Death of a Salesman, theatre review

Published in Northings

Death of a Salesman

Perth Theatre, Perth, 12 February 2011, and touring

ARTHUR Miller’s working title for Death of a Salesman was The Inside of His Head. Perhaps that title is not as catchy, but it gives you an idea of the formal experiment the playwright was attempting. Death of a Salesman is a mainstream play – it clocked up 742 performances on Broadway after its debut in 1949 – and because of that, you can forget how unorthodox its dreamlike structure is.

A portrait of Willy Loman, a washed-up travelling salesman suffering a nervous breakdown, the play glides restlessly backwards and forwards in time in a way that mirrors the protagonist’s troubled mental state. One minute he’s fretting over the state of his finances as his old salesman charm deserts him, the next it’s 20 years earlier and he’s giving his young sons a jovial pep talk, the next again he’s having an affair in some distant motel room. Instead of showing the usual cool detachment of a playwright, Miller really does seem to tell the story from the inside of Loman’s head.

Ian Grieve’s production for Perth Theatre ­– touring to His Majesty’s, Aberdeen and Eden Court, Inverness – emphasises this in two ways. One is the easily adaptable nature of Ken Harrison’s set that allows Ron Emslie’s Loman to step from kitchen to garden to office to restaurant as his wandering mind dictates. The other is the live score, courtesy of Steve Kettley on flute and saxophone, which captures the flavour of 1940s jazz and locates the play in an era of artistic innovation. Throw in some echoing laughter on the soundtrack and you have the impression of a point in history when anarchic forces were about to undermine the unsustainable image of an all-American nuclear family.

It is this image of a family struggling to stay together that Grieve captures best. Robert Jack and Ewan Donald do a great job as the two dissolute sons who would find their parents preposterous if it weren’t for the compelling force of filial love. They are far too old still to be living at home, but Emslie’s attitude of ambition for their future and disappointment in their achievements has them ensnared. There’s something appealing, too, in Vari Sylvester’s Linda, who giggles girlishly one minute and clutches herself arthritically the next and, curious accent notwithstanding, does what she can to hold an increasingly dysfunctional family together.

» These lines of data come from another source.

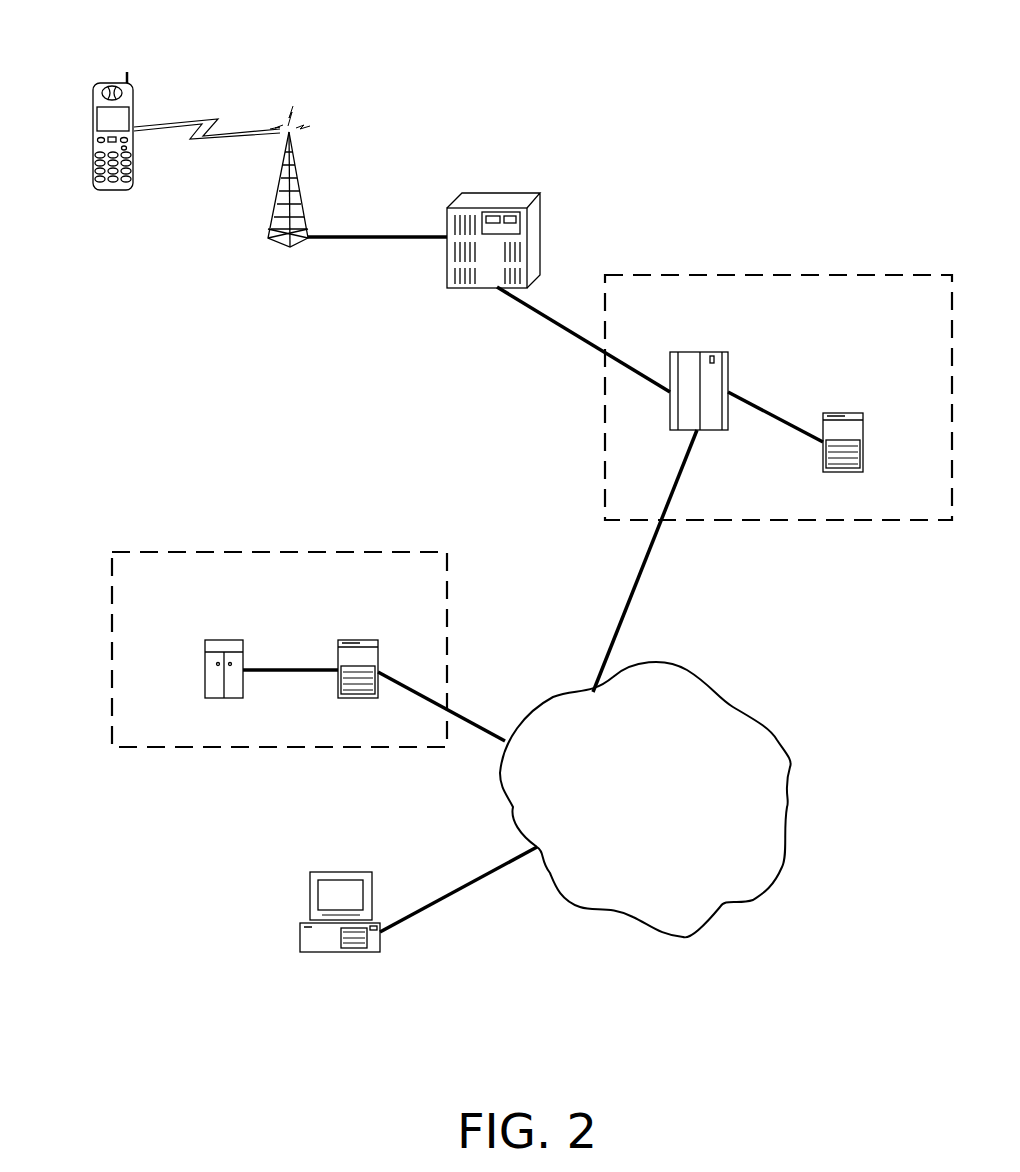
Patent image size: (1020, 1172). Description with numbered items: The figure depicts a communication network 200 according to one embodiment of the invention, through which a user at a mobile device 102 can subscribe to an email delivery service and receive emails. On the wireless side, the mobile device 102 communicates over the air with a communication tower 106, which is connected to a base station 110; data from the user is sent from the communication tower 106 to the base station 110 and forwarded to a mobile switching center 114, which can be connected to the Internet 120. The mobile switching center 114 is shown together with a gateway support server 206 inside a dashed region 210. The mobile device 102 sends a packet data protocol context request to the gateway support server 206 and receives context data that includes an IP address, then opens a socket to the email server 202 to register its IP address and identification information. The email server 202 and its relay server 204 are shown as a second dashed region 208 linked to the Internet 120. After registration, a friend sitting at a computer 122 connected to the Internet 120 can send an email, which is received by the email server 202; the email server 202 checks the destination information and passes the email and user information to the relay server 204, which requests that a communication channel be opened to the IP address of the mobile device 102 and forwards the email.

The mobile device 102 is at (133, 120).
The communication tower 106 is at (295, 163).
The base station 110 is at (541, 222).
The mobile switching center 114 is at (700, 352).
The Internet 120 is at (783, 745).
The computer 122 is at (310, 895).
The communication network 200 is at (625, 97).
The email server 202 is at (224, 640).
The relay server 204 is at (378, 652).
The gateway support server 206 is at (863, 422).
The email relay network (dashed region) 208 is at (210, 552).
The wireless carrier network (dashed region) 210 is at (765, 272).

There is more dark than light in the production, however, and forceful though Miller’s tragedy remains, we don’t get enough sense of the idyllic life that has been lost with the collapse of this particular American Dream. (Pic: Eamonn McGoldrick)
Death of a Salesman runs at Perth Theatre until 26 February, then plays at His Majesty’s Theatre, Aberdeen, 1-5 March 2011, and Eden Court, Inverness, 8-12 March 2011.